Così è scattata l’operazione: all’appuntamento nel quartiere Prati è stata inviata una pattuglia di militari in borghese, il vicebrigadiere Cerciello Rega e un collega, della stazione dei carabinieri di piazza Farnese. Con loro, ma a distanza, c'erano altre pattuglie dei carabinieri pronte a intervenire e anche la vittima del furto, tenuta in una situazione protetta. 
Quando il vicebrigadiere e il collega si sono accorti che i due ladri erano arrivati all’appuntamento li hanno avvicinati e si sono qualificati chiedendo i documenti. La reazione è stata violenta: i militari sono stati aggrediti e uno dei due ladri si è avventato su Cerciello Rega con un coltello. Il collega, impegnato in una colluttazione con l’altro malvivente, ha tentato di difenderlo quando lo ha sentito urlare. Ma inutilmente. Era già stato più volte accoltellato. Poi ha dato l'allarme.

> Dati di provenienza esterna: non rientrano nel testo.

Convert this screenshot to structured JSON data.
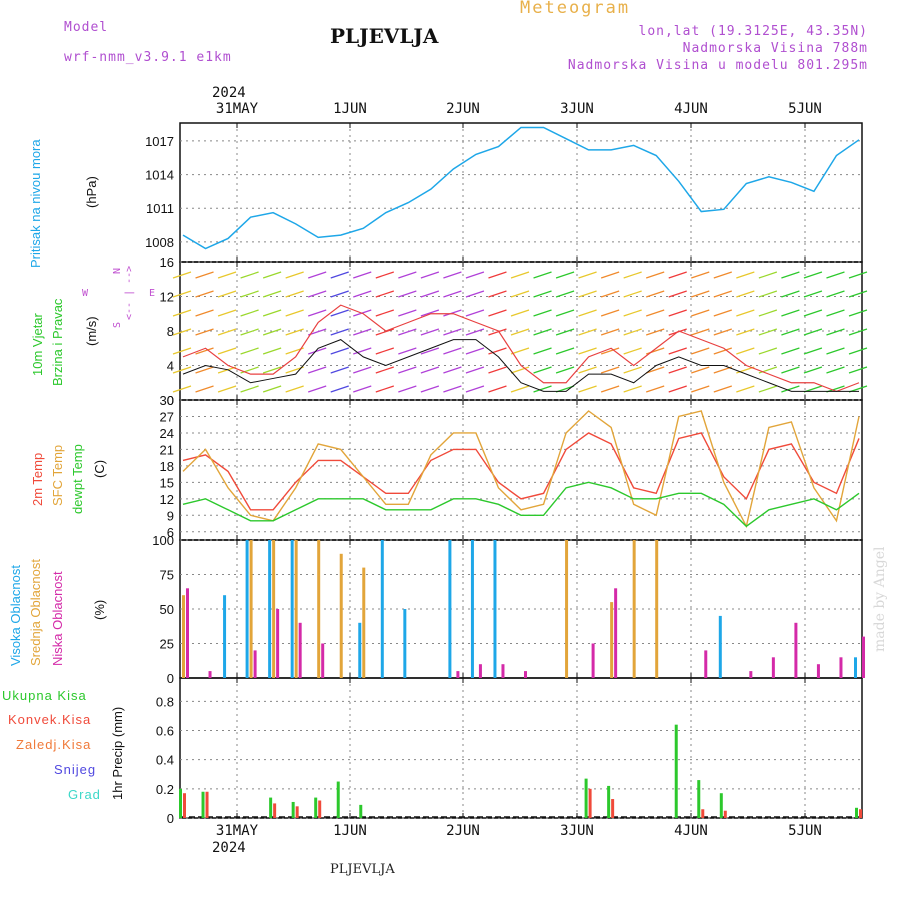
{
  "header": {
    "model_label": "Model",
    "model_value": "wrf-nmm_v3.9.1 e1km",
    "station": "PLJEVLJA",
    "title": "Meteogram",
    "coords": "lon,lat (19.3125E, 43.35N)",
    "altitude": "Nadmorska Visina 788m",
    "model_altitude": "Nadmorska Visina u modelu 801.295m"
  },
  "footer": {
    "station": "PLJEVLJA",
    "credit": "made by Angel"
  },
  "days": [
    "31MAY",
    "1JUN",
    "2JUN",
    "3JUN",
    "4JUN",
    "5JUN"
  ],
  "year": "2024",
  "wind_legend": {
    "north": "N",
    "south": "S",
    "west": "W",
    "east": "E"
  },
  "colors": {
    "pressure": "#1ea7e8",
    "t2m": "#f04a3a",
    "sfc": "#e2a53a",
    "dew": "#2cc82c",
    "high": "#1ea7e8",
    "mid": "#e2a53a",
    "low": "#d42aa8",
    "total": "#2cc82c",
    "conv": "#f04a3a",
    "snow": "#5048e0",
    "grad": "#3cd8c8"
  },
  "panels": {
    "pressure": {
      "label1": "Pritisak na nivou mora",
      "unit": "(hPa)"
    },
    "wind": {
      "label1": "10m Vjetar",
      "label2": "Brzina i Pravac",
      "unit": "(m/s)"
    },
    "temp": {
      "label1": "2m Temp",
      "label2": "SFC Temp",
      "label3": "dewpt Temp",
      "unit": "(C)"
    },
    "cloud": {
      "label1": "Visoka Oblacnost",
      "label2": "Srednja Oblacnost",
      "label3": "Niska Oblacnost",
      "unit": "(%)"
    },
    "precip": {
      "labels": [
        "Ukupna Kisa",
        "Konvek.Kisa",
        "Zaledj.Kisa",
        "Snijeg",
        "Grad"
      ],
      "unit": "1hr Precip (mm)"
    }
  },
  "chart_data": [
    {
      "type": "line",
      "title": "Pritisak na nivou mora",
      "ylabel": "(hPa)",
      "ylim": [
        1006.2,
        1018.6
      ],
      "yticks": [
        1008,
        1011,
        1014,
        1017
      ],
      "x": [
        0,
        1,
        2,
        3,
        4,
        5,
        6,
        7,
        8,
        9,
        10,
        11,
        12,
        13,
        14,
        15,
        16,
        17,
        18,
        19,
        20,
        21,
        22,
        23,
        24,
        25,
        26,
        27,
        28,
        29,
        30
      ],
      "series": [
        {
          "values": [
            1008.6,
            1007.4,
            1008.3,
            1010.2,
            1010.6,
            1009.6,
            1008.4,
            1008.6,
            1009.2,
            1010.6,
            1011.5,
            1012.7,
            1014.5,
            1015.8,
            1016.5,
            1018.2,
            1018.2,
            1017.2,
            1016.2,
            1016.2,
            1016.6,
            1015.7,
            1013.4,
            1010.7,
            1010.9,
            1013.2,
            1013.8,
            1013.3,
            1012.5,
            1015.7,
            1017.1
          ]
        }
      ]
    },
    {
      "type": "line",
      "title": "10m Vjetar Brzina i Pravac",
      "ylabel": "(m/s)",
      "ylim": [
        0,
        16
      ],
      "yticks": [
        0,
        4,
        8,
        12,
        16
      ],
      "x": [
        0,
        1,
        2,
        3,
        4,
        5,
        6,
        7,
        8,
        9,
        10,
        11,
        12,
        13,
        14,
        15,
        16,
        17,
        18,
        19,
        20,
        21,
        22,
        23,
        24,
        25,
        26,
        27,
        28,
        29,
        30
      ],
      "series": [
        {
          "values": [
            3,
            4,
            3.5,
            2,
            2.5,
            3,
            6,
            7,
            5,
            4,
            5,
            6,
            7,
            7,
            5,
            2,
            1,
            1,
            3,
            3,
            2,
            4,
            5,
            4,
            4,
            3,
            2,
            1,
            1,
            1,
            1
          ]
        },
        {
          "values": [
            5,
            6,
            4,
            3,
            3,
            5,
            9,
            11,
            10,
            8,
            9,
            10,
            10,
            9,
            8,
            4,
            2,
            2,
            5,
            6,
            4,
            6,
            8,
            7,
            6,
            4,
            3,
            2,
            2,
            1,
            2
          ]
        }
      ]
    },
    {
      "type": "line",
      "title": "2m Temp / SFC Temp / dewpt Temp",
      "ylabel": "(C)",
      "ylim": [
        4.5,
        30
      ],
      "yticks": [
        6,
        9,
        12,
        15,
        18,
        21,
        24,
        27,
        30
      ],
      "x": [
        0,
        1,
        2,
        3,
        4,
        5,
        6,
        7,
        8,
        9,
        10,
        11,
        12,
        13,
        14,
        15,
        16,
        17,
        18,
        19,
        20,
        21,
        22,
        23,
        24,
        25,
        26,
        27,
        28,
        29,
        30
      ],
      "series": [
        {
          "name": "2m Temp",
          "values": [
            19,
            20,
            17,
            10,
            10,
            15,
            19,
            19,
            16,
            13,
            13,
            19,
            21,
            21,
            15,
            12,
            13,
            21,
            24,
            22,
            14,
            13,
            23,
            24,
            16,
            12,
            21,
            22,
            15,
            13,
            23
          ]
        },
        {
          "name": "SFC Temp",
          "values": [
            17,
            21,
            14,
            9,
            8,
            14,
            22,
            21,
            16,
            11,
            11,
            20,
            24,
            24,
            14,
            10,
            11,
            24,
            28,
            25,
            11,
            9,
            27,
            28,
            15,
            7,
            25,
            26,
            14,
            8,
            27
          ]
        },
        {
          "name": "dewpt Temp",
          "values": [
            11,
            12,
            10,
            8,
            8,
            10,
            12,
            12,
            12,
            10,
            10,
            10,
            12,
            12,
            11,
            9,
            9,
            14,
            15,
            14,
            12,
            12,
            13,
            13,
            11,
            7,
            10,
            11,
            12,
            10,
            13
          ]
        }
      ]
    },
    {
      "type": "bar",
      "title": "Visoka / Srednja / Niska Oblacnost",
      "ylabel": "(%)",
      "ylim": [
        0,
        100
      ],
      "yticks": [
        0,
        25,
        50,
        75,
        100
      ],
      "x": [
        0,
        1,
        2,
        3,
        4,
        5,
        6,
        7,
        8,
        9,
        10,
        11,
        12,
        13,
        14,
        15,
        16,
        17,
        18,
        19,
        20,
        21,
        22,
        23,
        24,
        25,
        26,
        27,
        28,
        29,
        30
      ],
      "series": [
        {
          "name": "Visoka Oblacnost",
          "values": [
            0,
            0,
            60,
            100,
            100,
            100,
            0,
            0,
            40,
            100,
            50,
            0,
            100,
            100,
            100,
            0,
            0,
            0,
            0,
            0,
            0,
            0,
            0,
            0,
            45,
            0,
            0,
            0,
            0,
            0,
            15
          ]
        },
        {
          "name": "Srednja Oblacnost",
          "values": [
            60,
            0,
            0,
            100,
            100,
            100,
            100,
            90,
            80,
            0,
            0,
            0,
            0,
            0,
            0,
            0,
            0,
            100,
            0,
            55,
            100,
            100,
            0,
            0,
            0,
            0,
            0,
            0,
            0,
            0,
            0
          ]
        },
        {
          "name": "Niska Oblacnost",
          "values": [
            65,
            5,
            0,
            20,
            50,
            40,
            25,
            0,
            0,
            0,
            0,
            0,
            5,
            10,
            10,
            5,
            0,
            0,
            25,
            65,
            0,
            0,
            0,
            20,
            0,
            5,
            15,
            40,
            10,
            15,
            30
          ]
        }
      ]
    },
    {
      "type": "bar",
      "title": "1hr Precip (mm)",
      "ylabel": "1hr Precip (mm)",
      "ylim": [
        0,
        0.96
      ],
      "yticks": [
        0,
        0.2,
        0.4,
        0.6,
        0.8
      ],
      "x": [
        0,
        1,
        2,
        3,
        4,
        5,
        6,
        7,
        8,
        9,
        10,
        11,
        12,
        13,
        14,
        15,
        16,
        17,
        18,
        19,
        20,
        21,
        22,
        23,
        24,
        25,
        26,
        27,
        28,
        29,
        30
      ],
      "series": [
        {
          "name": "Ukupna Kisa",
          "values": [
            0.2,
            0.18,
            0,
            0,
            0.14,
            0.11,
            0.14,
            0.25,
            0.09,
            0,
            0,
            0,
            0,
            0,
            0,
            0,
            0,
            0,
            0.27,
            0.22,
            0,
            0,
            0.64,
            0.26,
            0.17,
            0,
            0,
            0,
            0,
            0,
            0.07
          ]
        },
        {
          "name": "Konvek.Kisa",
          "values": [
            0.17,
            0.18,
            0,
            0,
            0.1,
            0.08,
            0.12,
            0,
            0,
            0,
            0,
            0,
            0,
            0,
            0,
            0,
            0,
            0,
            0.2,
            0.13,
            0,
            0,
            0,
            0.06,
            0.05,
            0,
            0,
            0,
            0,
            0,
            0.06
          ]
        }
      ]
    }
  ]
}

Il collega: "Ho provato a rianimarlo"

"Quando ho sentito Mario urlare ho lasciato quell'uomo e ho provato a salvarlo, perdeva molto sangue". E’ quanto avrebbe raccontato il collega del vicebrigadiere dei carabinieri Mario Cerciello Rega, ucciso in servizio la scorsa notte a Roma. Il militare resosi conto che il vicebrigadiere Cerciello Rega era grave ha poi dato l’allarme alle altre pattuglie che si trovavano a distanza nella zona in cui era stato organizzato un servizio per fermare due ladri che qualche ora prima avevano derubato un uomo a Trastevere e chiesto un "riscatto" di cento euro per riconsegnare il bottino. 

«Stanotte il Vice Brigadiere Mario Cerciello Rega è stato accoltellato mentre era in servizio. Stringo in un forte abbraccio sua moglie, la sua famiglia e i suoi cari. Sono vicina all’Arma dei Carabinieri e a tutti agli uomini e le donne che quotidianamente mettono a rischio la loro vita per garantire la nostra sicurezza. Chiedo tolleranza zero per i delinquenti che hanno commesso questo vile atto!». Così il ministro della Difesa Elisabetta Trenta

Si era sposato da poco più di un mese  Cerciello Rega. Il 35enne originario di Somma Vesuviana aveva sul suo profilo Facebook le foto delle nozze, celebrate il 19 giugno, in cui è ritratto sorridente con la moglie. 
 

 «Caccia all’uomo a Roma per fermare il bastardo che stanotte ha ucciso un carabiniere a coltellate. Sono sicuro che lo prenderanno e che pagherà fino in fondo la sua violenza: lavori forzati in carcere finchè campa». Lo ha detto il ministro dell’Interno Matteo Salvini.